La favola della bimba e del gatto “prigioniero”

di Valentina Stella Il Dubbio 13 settemnbre 2017

Nella casa di reclusione di San Michele di Alessandria l’arte prende forma in una graphic novel dal titolo “Secureworld”: la storia è quella di bambina che smarrisce il suo gatto. L’animale si infila all’interno del carcere e viene adottato dai detenuti. La diffidenza iniziale della piccola e soprattutto della sua famiglia viene superata quando un detenuto racconta la sua storia e si prende cura del piccolo felino. Il finale non lo sveliamo, con la speranza che “arrivi presto un editore”, racconta al Dubbio Valentina Biletta, illustratrice e autrice che ha coordinato il progetto.

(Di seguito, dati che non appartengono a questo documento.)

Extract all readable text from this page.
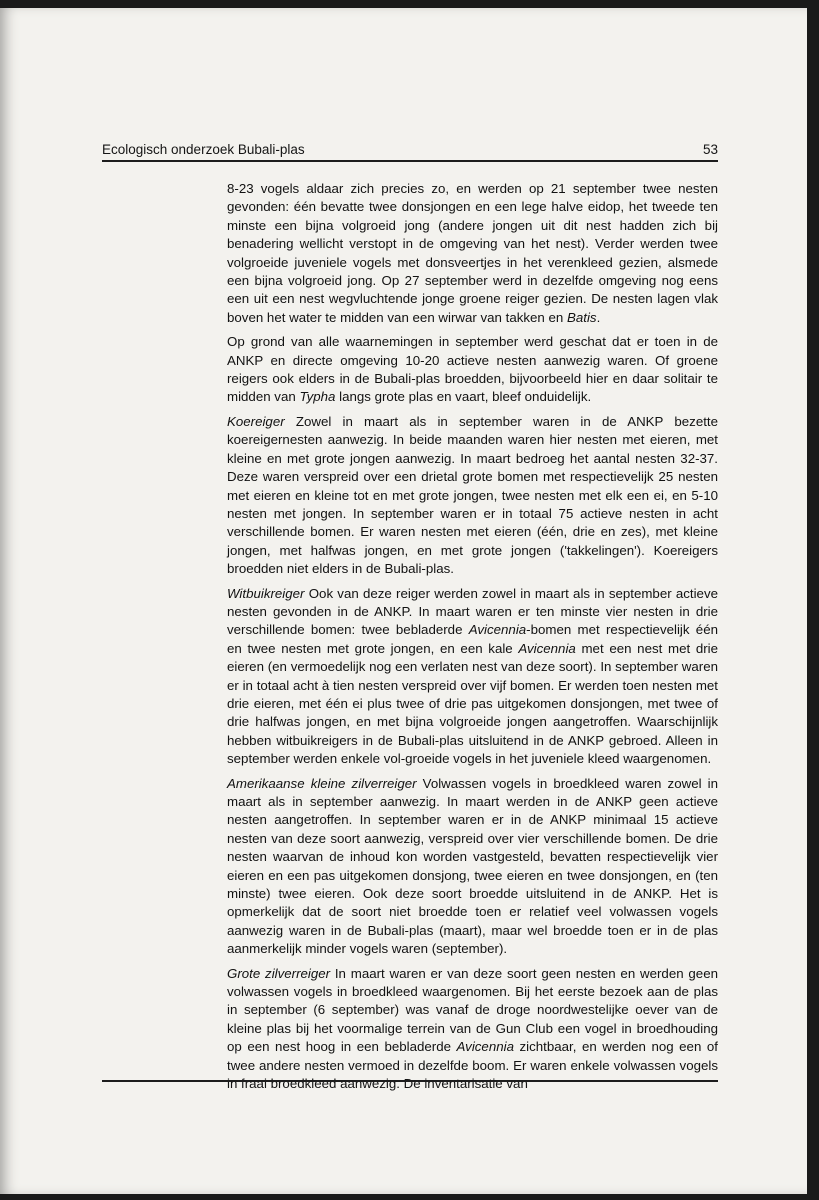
Ecologisch onderzoek Bubali-plas	53

8-23 vogels aldaar zich precies zo, en werden op 21 september twee nesten gevonden: één bevatte twee donsjongen en een lege halve eidop, het tweede ten minste een bijna volgroeid jong (andere jongen uit dit nest hadden zich bij benadering wellicht verstopt in de omgeving van het nest). Verder werden twee volgroeide juveniele vogels met donsveertjes in het verenkleed gezien, alsmede een bijna volgroeid jong. Op 27 september werd in dezelfde omgeving nog eens een uit een nest wegvluchtende jonge groene reiger gezien. De nesten lagen vlak boven het water te midden van een wirwar van takken en Batis.

Op grond van alle waarnemingen in september werd geschat dat er toen in de ANKP en directe omgeving 10-20 actieve nesten aanwezig waren. Of groene reigers ook elders in de Bubali-plas broedden, bijvoorbeeld hier en daar solitair te midden van Typha langs grote plas en vaart, bleef onduidelijk.

Koereiger Zowel in maart als in september waren in de ANKP bezette koereigernesten aanwezig. In beide maanden waren hier nesten met eieren, met kleine en met grote jongen aanwezig. In maart bedroeg het aantal nesten 32-37. Deze waren verspreid over een drietal grote bomen met respectievelijk 25 nesten met eieren en kleine tot en met grote jongen, twee nesten met elk een ei, en 5-10 nesten met jongen. In september waren er in totaal 75 actieve nesten in acht verschillende bomen. Er waren nesten met eieren (één, drie en zes), met kleine jongen, met halfwas jongen, en met grote jongen ('takkelingen'). Koereigers broedden niet elders in de Bubali-plas.

Witbuikreiger Ook van deze reiger werden zowel in maart als in september actieve nesten gevonden in de ANKP. In maart waren er ten minste vier nesten in drie verschillende bomen: twee bebladerde Avicennia-bomen met respectievelijk één en twee nesten met grote jongen, en een kale Avicennia met een nest met drie eieren (en vermoedelijk nog een verlaten nest van deze soort). In september waren er in totaal acht à tien nesten verspreid over vijf bomen. Er werden toen nesten met drie eieren, met één ei plus twee of drie pas uitgekomen donsjongen, met twee of drie halfwas jongen, en met bijna volgroeide jongen aangetroffen. Waarschijnlijk hebben witbuikreigers in de Bubali-plas uitsluitend in de ANKP gebroed. Alleen in september werden enkele vol-groeide vogels in het juveniele kleed waargenomen.

Amerikaanse kleine zilverreiger Volwassen vogels in broedkleed waren zowel in maart als in september aanwezig. In maart werden in de ANKP geen actieve nesten aangetroffen. In september waren er in de ANKP minimaal 15 actieve nesten van deze soort aanwezig, verspreid over vier verschillende bomen. De drie nesten waarvan de inhoud kon worden vastgesteld, bevatten respectievelijk vier eieren en een pas uitgekomen donsjong, twee eieren en twee donsjongen, en (ten minste) twee eieren. Ook deze soort broedde uitsluitend in de ANKP. Het is opmerkelijk dat de soort niet broedde toen er relatief veel volwassen vogels aanwezig waren in de Bubali-plas (maart), maar wel broedde toen er in de plas aanmerkelijk minder vogels waren (september).

Grote zilverreiger In maart waren er van deze soort geen nesten en werden geen volwassen vogels in broedkleed waargenomen. Bij het eerste bezoek aan de plas in september (6 september) was vanaf de droge noordwestelijke oever van de kleine plas bij het voormalige terrein van de Gun Club een vogel in broedhouding op een nest hoog in een bebladerde Avicennia zichtbaar, en werden nog een of twee andere nesten vermoed in dezelfde boom. Er waren enkele volwassen vogels in fraai broedkleed aanwezig. De inventarisatie van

Una quindicina di detenuti hanno lavorato alla realizzazione del fumetto: «All’inizio non sapevano cosa aspettarsi, alcuni hanno lasciato, altri sono rimasti entusiasti e hanno contribuito anche a riscrivere la storia insieme ad alcuni alunni di quinta elementare della scuola Galileo Galilei». Le tavole incise su legno con la tecnica della xilografia sono state portate anche fuori dal carcere, in mostre ed esposizioni. «Si tratta di un vero lavoro manuale che richiede forza e pazienza». Molti detenuti hanno lunghe pene da scontare e hanno il tempo per dedicarsi
a lavori che richiedono tempo, altri purtroppo sono costretti ad abbandonare a causa dei trasferimenti. L’iniziativa nasce grazie all’arti- sta Piero Sacchi dell’associazione Ics onlus che dirige da anni una decina di laboratori nelle due carceri di Alessandria, coinvolgendo un centinaio di detenuti in attività artistiche. Al Dubbio traccia una fotografia di quello che fanno dietro le sbarre: «A San Michele siamo in un grande locale attrezzato con computer, e con tutti gli strumenti per fare pittura, fotografia e incisioni, quindi anche un torchio. Siamo aperti dal lunedì al venerdì, mattina e pomeriggio. La nostra produzione è di alto livello, partecipiamo ai Saloni del Libro, e la nostra mostra fotografica gira per tutta la penisola. Abbiamo intrapreso dei percorsi trattamentali che dovrebbero portar fuori i detenuti ma per carenze strutturali all’interno degli istituti di pena questo non avviene spesso». Ma il pittore ci tiene a precisare: «Non ho la filosofia di redimere nessuno, né quella di sostenere che l’arte è terapeutica. Il problema di qualsiasi persona, quindi anche del detenuto, è quello di esprimersi. Siamo dei laboratori artigianali, non propiniamo delle lezioni ex cathedra, noi lavoriamo con loro e diamo strumenti culturali e
umani che li cambiano, che li fanno entrare in un percorso di vita diverso. Soprattutto i collaboratori di giustizia iniziano questo percorso di cambiamento e si rimettono in discussione». Dal 2016 la stamperia artistica all’interno del carcere è attiva per stampe d’arte, stage di incisione, produzione di xilografie di grosso formato. «Vorremmo anche far trovare sbocchi lavorativi ai detenuti. Tra i progetti c’è anche quello di stampare immagini per packaging - conclude Biletta Ad esempio, i loghi per il panificio attivo all’interno del San Michele che potrebbero essere stampati sui sacchetti del pane».